After leaving the IDF, Hoter-Yishai subsequently resumed practicing law. He also engaged in other public activities, including compiling a report on the Lavon Affair and serving as Chairman of the Sports Association. He was also a member of the investigative committee on the Kafr Qasim massacre and the Yad Vashem committee.

In 1961 Hoter-Yishai was called as witness in the trial of Adolf Eichmann. He testified regarding what he found at the concentration camps he encountered:

Attorney General: "Mr. Hoter-Yishai, in 1945, at the end of the Second World War, you were in Europe as an officer in the second battalion of the Jewish Brigade – is that correct?"

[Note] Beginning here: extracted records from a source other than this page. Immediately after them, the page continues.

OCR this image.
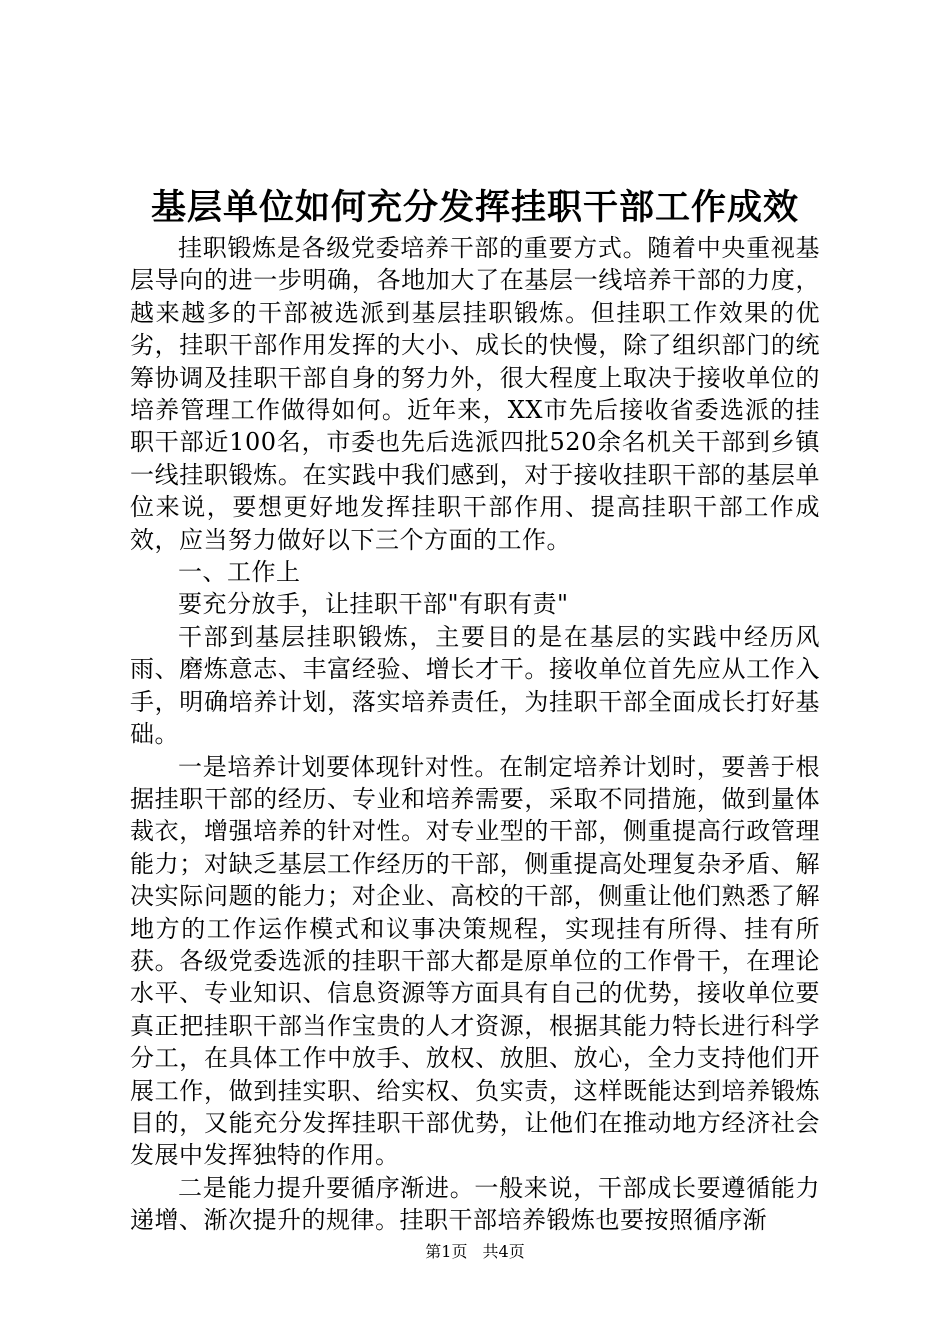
基层单位如何充分发挥挂职干部工作成效

挂职锻炼是各级党委培养干部的重要方式。随着中央重视基层导向的进一步明确，各地加大了在基层一线培养干部的力度，越来越多的干部被选派到基层挂职锻炼。但挂职工作效果的优劣，挂职干部作用发挥的大小、成长的快慢，除了组织部门的统筹协调及挂职干部自身的努力外，很大程度上取决于接收单位的培养管理工作做得如何。近年来，XX市先后接收省委选派的挂职干部近100名，市委也先后选派四批520余名机关干部到乡镇一线挂职锻炼。在实践中我们感到，对于接收挂职干部的基层单位来说，要想更好地发挥挂职干部作用、提高挂职干部工作成效，应当努力做好以下三个方面的工作。

一、工作上

要充分放手，让挂职干部"有职有责"

干部到基层挂职锻炼，主要目的是在基层的实践中经历风雨、磨炼意志、丰富经验、增长才干。接收单位首先应从工作入手，明确培养计划，落实培养责任，为挂职干部全面成长打好基础。

一是培养计划要体现针对性。在制定培养计划时，要善于根据挂职干部的经历、专业和培养需要，采取不同措施，做到量体裁衣，增强培养的针对性。对专业型的干部，侧重提高行政管理能力；对缺乏基层工作经历的干部，侧重提高处理复杂矛盾、解决实际问题的能力；对企业、高校的干部，侧重让他们熟悉了解地方的工作运作模式和议事决策规程，实现挂有所得、挂有所获。各级党委选派的挂职干部大都是原单位的工作骨干，在理论水平、专业知识、信息资源等方面具有自己的优势，接收单位要真正把挂职干部当作宝贵的人才资源，根据其能力特长进行科学分工，在具体工作中放手、放权、放胆、放心，全力支持他们开展工作，做到挂实职、给实权、负实责，这样既能达到培养锻炼目的，又能充分发挥挂职干部优势，让他们在推动地方经济社会发展中发挥独特的作用。

二是能力提升要循序渐进。一般来说，干部成长要遵循能力递增、渐次提升的规律。挂职干部培养锻炼也要按照循序渐

第1页 共4页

Witness Hoter-Yishai: "Correct...I believe that if I were to try to confine myself to a few sentences, I could say: We found a collection of living people who, psychologically, were not very different from those corpses we found lying there without limbs and even heads. From the physical point of view, everything was done, to a certain extent, especially during the first stages, in order to put them back on their feet, as far as that was possible. If my memory serves me correctly, there were, at the time, in Bergen-Belsen, 52,000 refugees, of whom 27,000 died in the course of receiving medical treatment."

Hoter-Yishai released a book in 1958 and another one in 1991. He suffered a stroke in 1992 that left him partially paralyzed and unable to speak, and devoted himself to writing. He released a further book and worked on another one which remained unpublished. He died in 2003 at the age of 98.